I've currently got a Logstash instance in which I'm trying to ingest a fairly large set of gzipped data every day (600-800mb compressed, 6m-11m events). I initially started with the file input plugin on v6.4.0 (and upgraded to 6.5.0 when it released) and I tried using the file input plugin on the gz files, and the instance could maybe get through one or two files before constantly garbage collecting and the input rate dropping quite severely. I tried this with 1gb, 2gb, 3gb and 4gb of heap size and the same thing happened every time. The file input plugin has trouble picking up new files in the chosen “input bucket”, too, but that’s another issue for another post.

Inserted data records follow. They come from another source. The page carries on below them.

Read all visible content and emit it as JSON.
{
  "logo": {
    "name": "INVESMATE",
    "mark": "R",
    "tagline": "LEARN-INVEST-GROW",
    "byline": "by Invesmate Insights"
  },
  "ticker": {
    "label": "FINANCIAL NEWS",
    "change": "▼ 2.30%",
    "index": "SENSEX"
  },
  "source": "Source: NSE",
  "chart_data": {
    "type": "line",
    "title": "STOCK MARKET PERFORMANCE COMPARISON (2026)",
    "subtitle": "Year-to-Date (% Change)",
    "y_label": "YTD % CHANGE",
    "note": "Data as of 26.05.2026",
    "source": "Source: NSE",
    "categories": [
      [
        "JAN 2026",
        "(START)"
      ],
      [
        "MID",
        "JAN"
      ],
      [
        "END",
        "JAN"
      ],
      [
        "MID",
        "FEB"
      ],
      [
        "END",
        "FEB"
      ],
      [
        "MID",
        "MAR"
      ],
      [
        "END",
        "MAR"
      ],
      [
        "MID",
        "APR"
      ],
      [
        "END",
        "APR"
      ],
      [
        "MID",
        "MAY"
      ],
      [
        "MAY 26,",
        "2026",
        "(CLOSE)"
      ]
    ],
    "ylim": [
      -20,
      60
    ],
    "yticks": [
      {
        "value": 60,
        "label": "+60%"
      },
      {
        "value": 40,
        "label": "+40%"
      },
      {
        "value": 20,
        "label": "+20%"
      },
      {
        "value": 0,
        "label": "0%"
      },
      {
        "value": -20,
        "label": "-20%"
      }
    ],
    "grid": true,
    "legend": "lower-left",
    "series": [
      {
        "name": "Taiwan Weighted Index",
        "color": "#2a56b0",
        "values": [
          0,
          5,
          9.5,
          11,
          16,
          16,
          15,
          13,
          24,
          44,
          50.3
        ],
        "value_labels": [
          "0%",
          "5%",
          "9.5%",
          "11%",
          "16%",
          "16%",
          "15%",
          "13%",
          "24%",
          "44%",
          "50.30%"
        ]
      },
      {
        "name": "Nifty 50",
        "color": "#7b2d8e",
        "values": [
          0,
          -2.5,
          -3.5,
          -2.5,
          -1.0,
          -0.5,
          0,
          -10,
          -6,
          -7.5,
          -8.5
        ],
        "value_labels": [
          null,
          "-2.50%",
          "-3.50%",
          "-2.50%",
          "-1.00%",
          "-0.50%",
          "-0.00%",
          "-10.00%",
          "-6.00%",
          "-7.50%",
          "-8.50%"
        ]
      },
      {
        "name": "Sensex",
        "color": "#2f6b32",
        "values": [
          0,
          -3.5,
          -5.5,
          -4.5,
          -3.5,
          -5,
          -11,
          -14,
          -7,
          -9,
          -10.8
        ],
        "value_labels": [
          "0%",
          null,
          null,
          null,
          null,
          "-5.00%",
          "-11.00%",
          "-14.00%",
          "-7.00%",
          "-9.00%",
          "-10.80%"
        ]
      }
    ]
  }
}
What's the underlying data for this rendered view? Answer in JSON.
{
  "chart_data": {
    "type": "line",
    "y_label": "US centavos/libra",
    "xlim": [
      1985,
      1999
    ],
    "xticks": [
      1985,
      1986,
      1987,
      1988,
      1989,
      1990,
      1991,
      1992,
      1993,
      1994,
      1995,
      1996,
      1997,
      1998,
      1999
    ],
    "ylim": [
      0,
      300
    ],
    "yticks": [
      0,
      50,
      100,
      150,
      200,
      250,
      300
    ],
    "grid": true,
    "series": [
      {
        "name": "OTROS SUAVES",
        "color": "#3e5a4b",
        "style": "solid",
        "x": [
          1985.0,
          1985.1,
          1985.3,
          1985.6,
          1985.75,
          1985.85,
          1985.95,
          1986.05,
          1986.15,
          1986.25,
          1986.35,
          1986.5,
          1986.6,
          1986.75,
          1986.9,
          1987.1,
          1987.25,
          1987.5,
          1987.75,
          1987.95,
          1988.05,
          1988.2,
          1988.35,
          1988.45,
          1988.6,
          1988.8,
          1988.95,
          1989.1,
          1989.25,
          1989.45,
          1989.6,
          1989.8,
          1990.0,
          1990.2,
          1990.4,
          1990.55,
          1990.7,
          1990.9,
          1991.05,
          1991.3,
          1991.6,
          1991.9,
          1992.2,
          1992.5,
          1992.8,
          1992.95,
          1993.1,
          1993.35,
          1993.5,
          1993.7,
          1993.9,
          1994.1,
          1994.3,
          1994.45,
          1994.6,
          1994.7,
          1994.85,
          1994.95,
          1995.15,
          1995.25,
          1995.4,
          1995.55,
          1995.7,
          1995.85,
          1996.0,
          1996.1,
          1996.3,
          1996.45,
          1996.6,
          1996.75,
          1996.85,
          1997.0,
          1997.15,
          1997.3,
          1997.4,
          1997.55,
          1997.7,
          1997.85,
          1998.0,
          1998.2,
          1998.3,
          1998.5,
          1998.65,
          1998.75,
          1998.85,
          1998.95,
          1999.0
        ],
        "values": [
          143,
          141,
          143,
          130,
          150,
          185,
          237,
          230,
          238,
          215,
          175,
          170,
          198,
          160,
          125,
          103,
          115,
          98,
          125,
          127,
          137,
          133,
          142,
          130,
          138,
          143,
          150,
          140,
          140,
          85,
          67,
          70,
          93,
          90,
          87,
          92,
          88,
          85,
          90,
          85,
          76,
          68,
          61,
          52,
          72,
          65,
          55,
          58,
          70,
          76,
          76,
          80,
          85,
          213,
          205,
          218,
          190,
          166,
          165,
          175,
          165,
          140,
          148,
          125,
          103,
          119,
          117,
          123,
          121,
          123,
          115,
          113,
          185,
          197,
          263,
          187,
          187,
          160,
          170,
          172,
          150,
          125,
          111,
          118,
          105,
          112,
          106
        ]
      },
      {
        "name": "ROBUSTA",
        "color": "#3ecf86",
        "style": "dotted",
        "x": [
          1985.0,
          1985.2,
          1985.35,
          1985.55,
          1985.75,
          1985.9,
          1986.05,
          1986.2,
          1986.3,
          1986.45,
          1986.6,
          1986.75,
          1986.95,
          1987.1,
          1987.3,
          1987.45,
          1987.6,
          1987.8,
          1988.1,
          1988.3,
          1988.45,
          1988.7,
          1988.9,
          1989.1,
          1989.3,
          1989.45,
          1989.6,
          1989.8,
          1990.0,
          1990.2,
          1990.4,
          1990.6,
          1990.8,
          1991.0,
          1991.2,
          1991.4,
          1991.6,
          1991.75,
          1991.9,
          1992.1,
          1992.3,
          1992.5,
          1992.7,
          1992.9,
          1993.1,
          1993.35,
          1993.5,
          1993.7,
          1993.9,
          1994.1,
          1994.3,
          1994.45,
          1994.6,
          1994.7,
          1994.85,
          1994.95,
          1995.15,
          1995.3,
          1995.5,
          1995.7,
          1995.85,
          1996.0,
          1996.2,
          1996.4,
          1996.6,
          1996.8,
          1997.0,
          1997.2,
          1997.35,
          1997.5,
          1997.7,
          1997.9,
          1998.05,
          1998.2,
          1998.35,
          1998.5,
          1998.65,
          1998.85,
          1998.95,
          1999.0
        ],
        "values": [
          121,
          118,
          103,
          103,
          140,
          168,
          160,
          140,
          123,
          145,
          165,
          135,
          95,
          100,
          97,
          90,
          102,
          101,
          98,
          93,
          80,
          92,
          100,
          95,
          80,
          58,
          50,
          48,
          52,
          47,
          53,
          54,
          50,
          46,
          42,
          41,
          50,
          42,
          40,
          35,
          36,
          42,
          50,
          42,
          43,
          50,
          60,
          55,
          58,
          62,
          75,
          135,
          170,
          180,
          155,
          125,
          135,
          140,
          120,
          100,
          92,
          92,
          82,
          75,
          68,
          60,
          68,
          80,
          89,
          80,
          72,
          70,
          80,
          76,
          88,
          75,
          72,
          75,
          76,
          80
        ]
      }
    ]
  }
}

I then tried splitting the input files on every 10k and 100k lines but it didn't make much of a difference so it's not the size of the input that's causing it to constantly garbage collect. I've also tried playing with the number of workers and batch sizes but it doesn't make much of a difference. The java execution engine helps a bit but only prolongs the time it takes to become unusable.

I've since moved to the s3 input plugin, as this can take files in the s3 input bucket and convert .gz files by default. On Logstash 6.5, the Logstash process starts an insane amount of garbage collecting after a few minutes:

I then tried dropping Logstash down a version to 5.3.2 - this seems to be a lot healthier in terms of memory usage and CPU utilisation, with garbage collection looking healthy too. It doesn’t reach the totally scary point that 6.5 does.

There's several challenges with this, however.
a) Our team would ideally like to stay up-to-date on the Logstash versions going forward, so 5.3.2 is quite out-of-date.
b) The rate is very, very slow in terms of outputting to ES. Using metrics I logged the rate and total number of events, with 6.5's S3 input on the left and 5.3.2's S3 input on the left. Both are using 1gb of heap size. 4k events per second as opposed to ~15k.

Looking around a little bit it seems as though Elastic moved Logstash's worker engine to Ruby around the release of 6.0 and I think this is what's causing the issue. Not knowing too much about Java VMs, Ruby, and the Logstash process I can't exactly come up with a solution.

I was wondering if anyone had a solution to either speeding up the 5.3.2 S3 input, or more preferably stopping the 6.5 input from running out of memory. We'd need this to stay running continuously and would ideally not want to start up a new Logstash process every single day.

Thanks


(Aaron Daisley) #2

So I kept digging at this. I've narrowed down the issue now. I'm currently running logstash 6.5 with an S3 input and I take the message field and deserialise it with a json{} (plugin-filter-json) filter. This seems to be what's causing the out of memory issue.

I don't know if the sheer volume of events is what's causing it or whether there's an issue with deserialising json events in Logstash 6.x.

Would anyone care to weigh in on this?

Edit: I've swapped to the json codec for the input plugin and no issues. Will create an issue on the json filter Github.